TnakaNY commented 3 years ago

Hi, Downgrading "vctrs" version 0.3.6 to v0.3.0 did not solve my error of plot_cluster().

TnakaNY commented 3 years ago

I tried R3.6.3 with vctrsv0.3.0/0.3.5/0.3.6, but all showed the same error. Could you post your session info in which latest revolver works well. Using this info, I can make same R env.

caravagn commented 3 years ago

I think I fixed this issue replying to issue [#34], I can install and run this code from beginning to end.

Can you run it? My sessionInfo() is the same at the bottom of [#34].

CROSS_CRC_ADENOCARCINOMA_REVOLVER = revolver_cohort(
  evoverse.datasets::CROSS_CRC_ADENOCARCINOMA_NATECOEVO_2018, 
  MIN.CLUSTER.SIZE = 0, 
  annotation = "Colorectal adenocarcinomas (Cross et al, PMID 30177804)")
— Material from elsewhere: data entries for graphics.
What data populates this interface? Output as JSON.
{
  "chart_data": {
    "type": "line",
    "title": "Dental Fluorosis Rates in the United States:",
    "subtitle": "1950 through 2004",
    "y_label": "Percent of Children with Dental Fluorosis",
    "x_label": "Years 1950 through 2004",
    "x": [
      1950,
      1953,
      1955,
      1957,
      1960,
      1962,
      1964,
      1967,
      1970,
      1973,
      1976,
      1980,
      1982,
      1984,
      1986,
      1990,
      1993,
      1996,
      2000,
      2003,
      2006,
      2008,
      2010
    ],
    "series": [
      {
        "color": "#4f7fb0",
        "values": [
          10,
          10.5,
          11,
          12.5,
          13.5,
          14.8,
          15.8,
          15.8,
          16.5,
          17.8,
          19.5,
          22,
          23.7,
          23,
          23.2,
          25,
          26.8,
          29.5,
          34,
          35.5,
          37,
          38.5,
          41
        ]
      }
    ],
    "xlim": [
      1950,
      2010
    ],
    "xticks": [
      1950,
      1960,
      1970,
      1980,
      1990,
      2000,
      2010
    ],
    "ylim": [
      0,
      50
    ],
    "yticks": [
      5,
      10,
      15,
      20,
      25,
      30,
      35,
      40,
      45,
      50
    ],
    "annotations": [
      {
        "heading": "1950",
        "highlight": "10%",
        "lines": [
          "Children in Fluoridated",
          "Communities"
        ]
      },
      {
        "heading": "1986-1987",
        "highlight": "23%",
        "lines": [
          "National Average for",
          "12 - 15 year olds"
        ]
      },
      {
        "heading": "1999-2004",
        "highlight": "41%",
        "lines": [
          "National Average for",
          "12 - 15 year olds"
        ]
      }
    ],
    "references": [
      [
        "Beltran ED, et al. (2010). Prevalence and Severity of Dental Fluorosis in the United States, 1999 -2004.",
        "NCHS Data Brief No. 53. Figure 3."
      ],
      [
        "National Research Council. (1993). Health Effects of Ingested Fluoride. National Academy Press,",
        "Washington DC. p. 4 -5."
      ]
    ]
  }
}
revolver_check_cohort(CROSS_CRC_ADENOCARCINOMA_REVOLVER)

non_recurrent = Stats_drivers(CROSS_CRC_ADENOCARCINOMA_REVOLVER) %>% 
  filter(N_tot == 1) %>% 
  pull(variantID)

CROSS_CRC_ADENOCARCINOMA_REVOLVER = remove_drivers(CROSS_CRC_ADENOCARCINOMA_REVOLVER, non_recurrent)
CROSS_CRC_ADENOCARCINOMA_REVOLVER = compute_mutation_trees(CROSS_CRC_ADENOCARCINOMA_REVOLVER)

CROSS_CRC_ADENOCARCINOMA_REVOLVER = revolver_fit(
  CROSS_CRC_ADENOCARCINOMA_REVOLVER, 
  parallel = F, 
  n = 3, 
  initial.solution = NA)

CROSS_CRC_ADENOCARCINOMA_REVOLVER = revolver_cluster(
  CROSS_CRC_ADENOCARCINOMA_REVOLVER, 
  split.method = 'cutreeHybrid',
  min.group.size = 3)

plot_clusters(CROSS_CRC_ADENOCARCINOMA_REVOLVER, cutoff_trajectories = 1, cutoff_drivers = 0)
caravagn commented 3 years ago

I am closing this as well as it seems fixed to me.